Land-based farmer Salmon Evolution says it has a “clear roadmap” to achieving annual production of more than 70,00 tonnes by 2030. The target is set out in the company’s annual report for 2020.
In May last year, Salmon Evolution started the construction of its RAS (recirculating aquaculture system) site at Indre Harøy in Norway, and this year it announced the creation of a joint venture with Korea’s Dongwon Industries for the construction of a large RAS farm in South Korea.
Salmon Evolution posted an operating loss of NOK 17.7m (£1.53m)and a financial loss before tax of NOK 16.8m (£1.45m). Net cash flow from operations was NOK -10m (2019: NOK -3.1m; respectively, £0.86m and £268,000), but the company also saw a positive net cash flow from financial activities – including two private placements prior to listing on Oslo’s Euronext stock exchange – of NOK 802.7m (£69.4m).

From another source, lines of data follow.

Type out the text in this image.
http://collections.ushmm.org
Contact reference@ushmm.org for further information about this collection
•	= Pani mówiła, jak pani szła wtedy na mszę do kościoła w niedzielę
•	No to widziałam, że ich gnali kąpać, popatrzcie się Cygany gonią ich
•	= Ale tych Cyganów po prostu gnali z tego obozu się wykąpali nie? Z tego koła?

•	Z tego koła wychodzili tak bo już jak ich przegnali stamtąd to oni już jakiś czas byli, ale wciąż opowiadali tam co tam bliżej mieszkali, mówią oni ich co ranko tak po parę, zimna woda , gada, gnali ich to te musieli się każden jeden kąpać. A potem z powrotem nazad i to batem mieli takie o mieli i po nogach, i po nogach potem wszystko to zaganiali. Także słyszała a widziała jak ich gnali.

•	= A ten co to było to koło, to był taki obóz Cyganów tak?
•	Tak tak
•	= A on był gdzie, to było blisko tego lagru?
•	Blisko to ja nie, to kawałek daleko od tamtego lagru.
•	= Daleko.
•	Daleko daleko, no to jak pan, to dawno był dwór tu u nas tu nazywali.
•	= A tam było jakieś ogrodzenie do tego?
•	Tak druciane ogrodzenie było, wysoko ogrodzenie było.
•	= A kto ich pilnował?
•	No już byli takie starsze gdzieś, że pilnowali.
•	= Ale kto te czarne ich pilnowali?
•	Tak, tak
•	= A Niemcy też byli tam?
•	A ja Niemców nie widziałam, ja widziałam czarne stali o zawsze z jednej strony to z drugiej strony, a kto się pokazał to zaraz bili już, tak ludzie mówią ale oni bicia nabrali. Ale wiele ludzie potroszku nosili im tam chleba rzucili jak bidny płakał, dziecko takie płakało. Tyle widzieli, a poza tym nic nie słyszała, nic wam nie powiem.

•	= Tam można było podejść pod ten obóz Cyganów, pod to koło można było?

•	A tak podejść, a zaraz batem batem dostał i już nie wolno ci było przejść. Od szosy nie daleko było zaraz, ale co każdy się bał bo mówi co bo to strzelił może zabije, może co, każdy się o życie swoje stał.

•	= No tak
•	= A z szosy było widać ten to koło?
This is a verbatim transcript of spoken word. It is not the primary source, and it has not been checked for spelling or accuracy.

The company’s fixed assets at 31 December 2020 amounted to NOK 222.4m (31 December 2019: NOK 26.6m; respectively, £19.2m and £2.3m).
CEO Håkon André Berg said: “The salmon industry will keep developing in many directions. Conventional sea-based farming will remain vital also in the future, and we see many exciting initiatives related to offshore farming and closed systems in the open sea.
“Land-based farming clearly represents new opportunities and other ways to operate, where new technological approaches and sustainable, stable production with proximity to markets are attractive attributes.”